8) Chester Rogers fumbled the return after the Colts defense generated a safety. This could have been a huge momentum swing opportunity for the Colts but instead gifted the ball to the Steelers deep in Colts territory and led to a field goal.
9) The Colts needed their timeouts in a sloppy contest but gave up two of them for ridiculous reasons. The first was a timeout blown on a two point conversion attempt and the second was a terrible challenge by Frank Reich.
10) The offensive line should be embarrassed. The unit gave up five sacks in one game. That’s pathetic, no matter your quarterback situation.

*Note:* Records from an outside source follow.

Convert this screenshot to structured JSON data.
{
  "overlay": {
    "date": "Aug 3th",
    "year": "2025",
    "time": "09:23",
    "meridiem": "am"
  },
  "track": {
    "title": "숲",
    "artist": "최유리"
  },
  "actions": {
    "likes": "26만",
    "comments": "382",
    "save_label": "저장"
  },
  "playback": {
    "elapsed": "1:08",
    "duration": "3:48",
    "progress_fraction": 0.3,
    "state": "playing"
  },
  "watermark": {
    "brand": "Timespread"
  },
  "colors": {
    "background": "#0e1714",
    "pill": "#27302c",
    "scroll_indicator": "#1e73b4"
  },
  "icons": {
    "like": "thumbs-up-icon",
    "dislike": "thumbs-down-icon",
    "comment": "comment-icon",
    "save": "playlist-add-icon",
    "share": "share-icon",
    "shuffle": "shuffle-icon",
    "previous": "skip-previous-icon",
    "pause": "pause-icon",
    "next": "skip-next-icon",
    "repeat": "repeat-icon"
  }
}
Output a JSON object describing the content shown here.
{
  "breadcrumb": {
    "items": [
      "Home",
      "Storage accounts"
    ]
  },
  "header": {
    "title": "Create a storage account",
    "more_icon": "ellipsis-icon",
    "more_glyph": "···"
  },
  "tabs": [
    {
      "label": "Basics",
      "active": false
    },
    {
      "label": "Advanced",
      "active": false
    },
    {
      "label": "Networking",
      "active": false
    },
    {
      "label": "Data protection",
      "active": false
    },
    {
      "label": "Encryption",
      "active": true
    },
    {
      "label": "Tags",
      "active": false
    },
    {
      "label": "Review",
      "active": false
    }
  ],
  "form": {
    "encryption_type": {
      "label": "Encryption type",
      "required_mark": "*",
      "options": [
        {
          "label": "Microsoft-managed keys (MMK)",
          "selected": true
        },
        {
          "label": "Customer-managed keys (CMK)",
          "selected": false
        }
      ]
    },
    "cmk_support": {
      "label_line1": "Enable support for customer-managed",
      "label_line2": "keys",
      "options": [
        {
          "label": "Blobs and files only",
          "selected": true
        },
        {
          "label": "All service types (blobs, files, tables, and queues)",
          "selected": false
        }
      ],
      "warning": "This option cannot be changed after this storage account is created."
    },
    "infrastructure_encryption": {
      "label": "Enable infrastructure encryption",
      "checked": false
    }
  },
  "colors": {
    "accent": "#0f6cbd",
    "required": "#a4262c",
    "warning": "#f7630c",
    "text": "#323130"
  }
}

Negative plays forced the Colts into very difficult offensive situations numerous times in this game.
There were other plays that cost the Colts a road win but suffice to say that this loss was primarily self-inflicted. Officiating was awful both ways — a consistent theme this season.
One final thought, if those who have been confused about the quarterback debate heading into this game don’t now understand the reason for the debate, I don’t really have much I can say. Outside of the big mistake that led to a pick-six, Brian Hoyer showed superior vision, patience and presence in the pocket, and the ability to throw players open before they break on routes.
His three passing touchdowns almost undoubtedly wouldn’t have existed with Brissett in the game.
It now comes down to the question of — would the ultra conservative, slow to get through progressions, mistake avoiding Brissett have give the Colts a better chance than the more aggressive, more productive Hoyer.
Who knows? But the debate about whether Brissett is the long-term answer shouldn’t be difficult to understand at this point.
I’m still learning squarely toward the idea that the long-term solution at quarterback for the Colts isn’t on the roster. I hope that is proven wrong.